El presidente electo Abelardo De la Espriella descartó cualquier posibilidad de reanudar el proceso de empalme con el Gobierno del presidente Gustavo Petro, según informó Diario La Libertad. Con esa declaración, el equipo entrante cierra la puerta a una mesa técnica de transición con la administración saliente.
El empalme es el mecanismo mediante el cual un gobierno saliente entrega al equipo del presidente electo información sobre el estado de las entidades, los proyectos en curso, la ejecución presupuestal y los compromisos pendientes. En Colombia, este proceso se ha formalizado en las últimas décadas para garantizar la continuidad de los servicios del Estado y reducir los riesgos de una transición desordenada.
Según la fuente, De la Espriella acompañó el anuncio con una frase directa: “No podrán seguir mintiendo”. La declaración fue interpretada por Diario La Libertad como un cuestionamiento a la transparencia de la información que, según el presidente electo, el Gobierno saliente estaría dispuestos a entregar.
La decisión se produce en un momento sensible del calendario político. El presidente Gustavo Petro se acerca al final de su mandato y la preparación del nuevo gobierno requiere acceso a datos técnicos, financieros y operativos de ministerios, entidades descentralizadas y empresas del Estado.

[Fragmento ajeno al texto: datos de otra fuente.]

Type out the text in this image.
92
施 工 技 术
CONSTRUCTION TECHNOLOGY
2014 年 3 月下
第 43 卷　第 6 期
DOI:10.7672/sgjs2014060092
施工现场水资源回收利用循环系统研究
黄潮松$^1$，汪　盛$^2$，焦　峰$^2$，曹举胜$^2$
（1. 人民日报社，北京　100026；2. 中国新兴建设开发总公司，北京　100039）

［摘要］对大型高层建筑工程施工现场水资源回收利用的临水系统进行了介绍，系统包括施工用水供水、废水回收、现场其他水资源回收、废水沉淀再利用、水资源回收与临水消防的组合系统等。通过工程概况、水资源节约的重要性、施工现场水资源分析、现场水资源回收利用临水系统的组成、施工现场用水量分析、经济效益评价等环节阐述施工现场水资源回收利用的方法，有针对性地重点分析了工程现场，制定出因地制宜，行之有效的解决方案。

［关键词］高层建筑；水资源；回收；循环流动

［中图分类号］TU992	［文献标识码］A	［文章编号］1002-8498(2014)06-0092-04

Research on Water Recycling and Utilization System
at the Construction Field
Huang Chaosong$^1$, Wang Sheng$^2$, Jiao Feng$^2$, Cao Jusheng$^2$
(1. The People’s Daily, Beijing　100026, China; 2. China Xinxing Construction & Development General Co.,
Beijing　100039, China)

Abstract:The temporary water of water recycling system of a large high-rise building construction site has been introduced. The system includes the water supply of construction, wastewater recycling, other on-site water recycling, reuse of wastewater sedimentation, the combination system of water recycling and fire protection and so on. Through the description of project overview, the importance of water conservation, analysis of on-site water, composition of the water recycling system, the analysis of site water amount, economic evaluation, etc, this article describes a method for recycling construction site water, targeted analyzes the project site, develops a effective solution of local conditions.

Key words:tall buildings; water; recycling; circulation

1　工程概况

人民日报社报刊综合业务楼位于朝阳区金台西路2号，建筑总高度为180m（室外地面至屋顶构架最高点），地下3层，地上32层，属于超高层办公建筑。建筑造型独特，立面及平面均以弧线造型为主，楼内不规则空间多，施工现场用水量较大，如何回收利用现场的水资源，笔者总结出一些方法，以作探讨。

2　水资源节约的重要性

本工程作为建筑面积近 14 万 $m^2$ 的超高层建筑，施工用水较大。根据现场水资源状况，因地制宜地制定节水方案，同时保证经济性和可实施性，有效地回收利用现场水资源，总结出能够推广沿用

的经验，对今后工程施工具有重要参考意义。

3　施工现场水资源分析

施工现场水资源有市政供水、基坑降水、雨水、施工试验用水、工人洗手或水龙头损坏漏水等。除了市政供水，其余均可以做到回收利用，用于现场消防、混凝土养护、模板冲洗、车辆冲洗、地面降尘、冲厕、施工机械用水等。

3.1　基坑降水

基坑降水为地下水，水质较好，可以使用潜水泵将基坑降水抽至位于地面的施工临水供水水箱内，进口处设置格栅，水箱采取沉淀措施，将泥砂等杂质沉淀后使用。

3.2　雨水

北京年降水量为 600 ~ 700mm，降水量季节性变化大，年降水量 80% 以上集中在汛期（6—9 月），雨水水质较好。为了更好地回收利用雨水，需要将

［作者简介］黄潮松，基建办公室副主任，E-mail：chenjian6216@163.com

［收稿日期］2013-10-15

Sin empalme formal, el equipo entrante deberá construir su propio diagnóstico con fuentes alternativas.
Para los ciudadanos, el empalme tiene efectos prácticos en la continuidad de programas sociales, obras de infraestructura, contratos en ejecución y nombramientos en cargos clave. Una transición sin paso de información oficial puede traducirse en demoras, parálisis temporales o decisiones tomadas sin el contexto completo de cada sector.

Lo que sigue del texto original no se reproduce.